"Call Me Adam" chats with Ruthe Ponturo, writer, lyricist, and choreographer of her new Off-Broadway musical Til Divorce Do Us Part, inspired by her own real-life divorce. Til Divorce Do Us Part plays an open-ended run at Daryl Roth Theatre's DR2 in New York City's Union Square (103 East 15th Street). Click here for tickets!
Til Divorce Do Us Part: The Musical is inspired by the true story of a Broadway producer’s wife who was suddenly jilted by her husband after decades of marriage. Determined to celebrate a new chapter in her life, she turns to her wickedly witty friends, who together sing, dance and laugh their way through the ripple effects of divorce and self-discovery in this musical comedy revue.
1. Your show, Til Divorce Do Us Part, based upon your real-life divorce, has just started it's open-ended Off-Broadway run at DR2 Theatre in NYC's Union Square. What excites you about having this show on its feet? I am thrilled to have my show debut Off-Broadway. It started at my piano—well actually with me singing a partial song in my shower—and the fact that it has morphed from that into first a cabaret show and now a full-fledged production is amazing to me. We have an incredible team of talented and hard working people who have made this possible and it great to be a part of this "show family."
2. What made now the right time to premiere this show? What made DR2 Theatre the right venue for Til Divorce Do Us Part? So many factors go into deciding when a show is ready to premiere. One reality in New York is there is a shortage of small theatres so you have to pounce when one becomes available. The DR2, which is a small, intimate house is perfect for our show because the audience can feel part of the journey that these women make.
3. What do you hope audiences come away with after seeing the show? I hope the audience is smiling and humming a tune when they leave the theatre. And that all the women feel good about themselves. Actually, Til Divorce Do Us Part speaks to anyone who has been dumped - straight, gay, married, or single.
4. How did you and John Thomas Fischer come to work together? What has been the best part about this collaboration? John Thomas Fischer and I had worked together on a workshop and then he was teaching (or doing his best to try) me piano. When I started hearing song fragments in my head (right after my husband walked out) I asked him to collaborate with me in writing some songs. We would sit at my piano and I would show him some lyrics I had written and he would think of some musical style the song should be. We laughed and laughed and believe me there were a lot of songs that didn’t make the cut! It was the best therapy ever for a broken heart and he and I have grown so close that I have a new best friend—gay boyfriends really help!
5. What is it like to watch this cast bring your story even more to life? Watching the show is almost surreal. On the one hand I am watching as one of the directors (I have choreographed it) so am I looking at arm heights and feet placement, etc. On the other hand part of it is very personal even though a lot has changed to make it about many people’s divorces or even break ups. I have heard the songs so many times and I am very objective now, but we do have an amazing cast that is great fun to watch.

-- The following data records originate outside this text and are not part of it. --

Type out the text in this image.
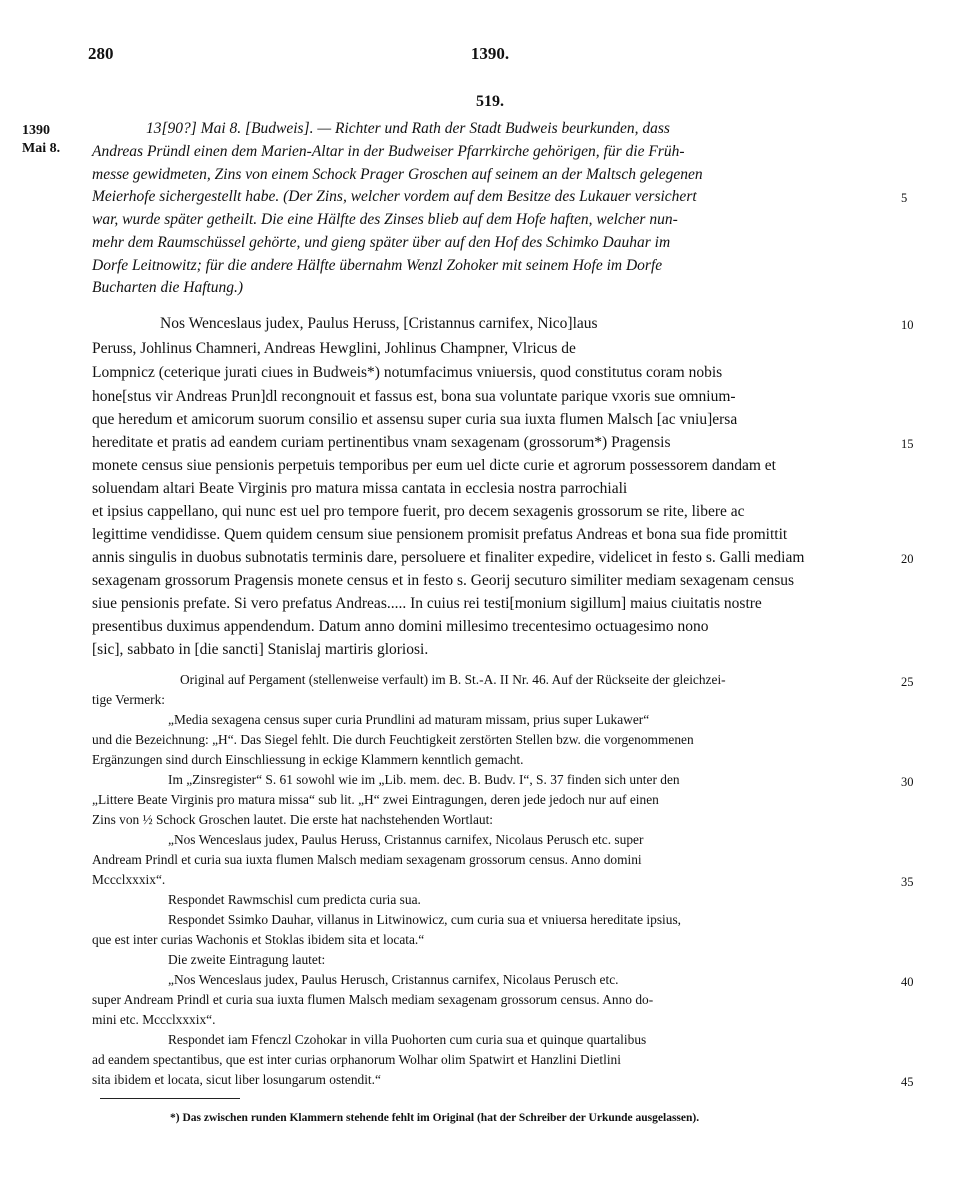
280	1390.
519.
1390
Mai 8.
13[90?] Mai 8. [Budweis]. — Richter und Rath der Stadt Budweis beurkunden, dass
Andreas Pründl einen dem Marien-Altar in der Budweiser Pfarrkirche gehörigen, für die Früh-
messe gewidmeten, Zins von einem Schock Prager Groschen auf seinem an der Maltsch gelegenen
Meierhofe sichergestellt habe. (Der Zins, welcher vordem auf dem Besitze des Lukauer versichert
war, wurde später getheilt. Die eine Hälfte des Zinses blieb auf dem Hofe haften, welcher nun-
mehr dem Raumschüssel gehörte, und gieng später über auf den Hof des Schimko Dauhar im
Dorfe Leitnowitz; für die andere Hälfte übernahm Wenzl Zohoker mit seinem Hofe im Dorfe
Bucharten die Haftung.)
Nos Wenceslaus judex, Paulus Heruss, [Cristannus carnifex, Nico]laus
Peruss, Johlinus Chamneri, Andreas Hewglini, Johlinus Champner, Vlricus de
Lompnicz (ceterique jurati ciues in Budweis*) notumfacimus vniuersis, quod constitutus coram nobis
hone[stus vir Andreas Prun]dl recongnouit et fassus est, bona sua voluntate parique vxoris sue omnium-
que heredum et amicorum suorum consilio et assensu super curia sua iuxta flumen Malsch [ac vniu]ersa
hereditate et pratis ad eandem curiam pertinentibus vnam sexagenam (grossorum*) Pragensis
monete census siue pensionis perpetuis temporibus per eum uel dicte curie et agrorum possessorem dandam et
soluendam altari Beate Virginis pro matura missa cantata in ecclesia nostra parrochiali
et ipsius cappellano, qui nunc est uel pro tempore fuerit, pro decem sexagenis grossorum se rite, libere ac
legittime vendidisse. Quem quidem censum siue pensionem promisit prefatus Andreas et bona sua fide promittit
annis singulis in duobus subnotatis terminis dare, persoluere et finaliter expedire, videlicet in festo s. Galli mediam
sexagenam grossorum Pragensis monete census et in festo s. Georij secuturo similiter mediam sexagenam census
siue pensionis prefate. Si vero prefatus Andreas..... In cuius rei testi[monium sigillum] maius ciuitatis nostre
presentibus duximus appendendum. Datum anno domini millesimo trecentesimo octuagesimo nono
[sic], sabbato in [die sancti] Stanislaj martiris gloriosi.
Original auf Pergament (stellenweise verfault) im B. St.-A. II Nr. 46. Auf der Rückseite der gleichzei-
tige Vermerk:
„Media sexagena census super curia Prundlini ad maturam missam, prius super Lukawer“
und die Bezeichnung: „H“. Das Siegel fehlt. Die durch Feuchtigkeit zerstörten Stellen bzw. die vorgenommenen
Ergänzungen sind durch Einschliessung in eckige Klammern kenntlich gemacht.
Im „Zinsregister“ S. 61 sowohl wie im „Lib. mem. dec. B. Budv. I“, S. 37 finden sich unter den
„Littere Beate Virginis pro matura missa“ sub lit. „H“ zwei Eintragungen, deren jede jedoch nur auf einen
Zins von ½ Schock Groschen lautet. Die erste hat nachstehenden Wortlaut:
„Nos Wenceslaus judex, Paulus Heruss, Cristannus carnifex, Nicolaus Perusch etc. super
Andream Prindl et curia sua iuxta flumen Malsch mediam sexagenam grossorum census. Anno domini
Mccclxxxix“.
Respondet Rawmschisl cum predicta curia sua.
Respondet Ssimko Dauhar, villanus in Litwinowicz, cum curia sua et vniuersa hereditate ipsius,
que est inter curias Wachonis et Stoklas ibidem sita et locata.“
Die zweite Eintragung lautet:
„Nos Wenceslaus judex, Paulus Herusch, Cristannus carnifex, Nicolaus Perusch etc.
super Andream Prindl et curia sua iuxta flumen Malsch mediam sexagenam grossorum census. Anno do-
mini etc. Mccclxxxix“.
Respondet iam Ffenczl Czohokar in villa Puohorten cum curia sua et quinque quartalibus
ad eandem spectantibus, que est inter curias orphanorum Wolhar olim Spatwirt et Hanzlini Dietlini
sita ibidem et locata, sicut liber losungarum ostendit.“
5
10
15
20
25
30
35
40
45
*) Das zwischen runden Klammern stehende fehlt im Original (hat der Schreiber der Urkunde ausgelassen).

Til Divorce Do Us Part B Roll filmed by Michael Stever
6. What did you learn about yourself from writing this show? I learned I could write songs. Who knew? I also learned I could pull a team together of amazing people and also I have learned when to let those people do their job and not worry about every tiny detail.
7. While going through your divorce, how did you find the strength to look at the comical side of things? My mother was an amazing woman. She taught me to stand up for myself. She was sweet and funny but had a spine of steel. Our family was always laughing about something. Both my parents always were so proud of me and I think that helped me when my ex left. I was just so determined NOT to lose the positive spirit I have always had. I literally started hearing song lyrics in my head and for some wonderful reason they were funny. Every tragedy has its odd funny side. You just have to find it.
8. What's the best advice you've ever received? My parents gave advice by example—they loved each other for 60 years and were always respectful and kind to each other and others. I try to remember that. Even on the subway!
9. If you could have any super power, which one would you choose? If I could have a superpower it would be to twitch my nose (like Bewitched) and poof I would be at the beach or in London and poof I could be home again. And this winter I would twitch my nose and poof all the snow would be GONE!
And I love your "Call Me Adam" title. TOO good!
Ruthe Ponturo has performed, choreographed and taught dance and musical theatre. She has choreographed regional productions of A Little Night Music, West Side Story and Dirty Rotten Scoundrels, among others. She served as the director of the youth department at City Studio Dance Theatre, where she helped scores of students learn to dance and more importantly to feel good about themselves. When she and her husband were living in St. Louis, Ruthe worked for Parkway Central High School‘s Grammy-winning music department and choreographed musicals including the national award winning show choir "Pizzazz." Ruthe is an active board member of Rosie’s Theater Kids and The Humane Society of New York. She received a BFA and MFA from University of Arizona in Theatre Arts.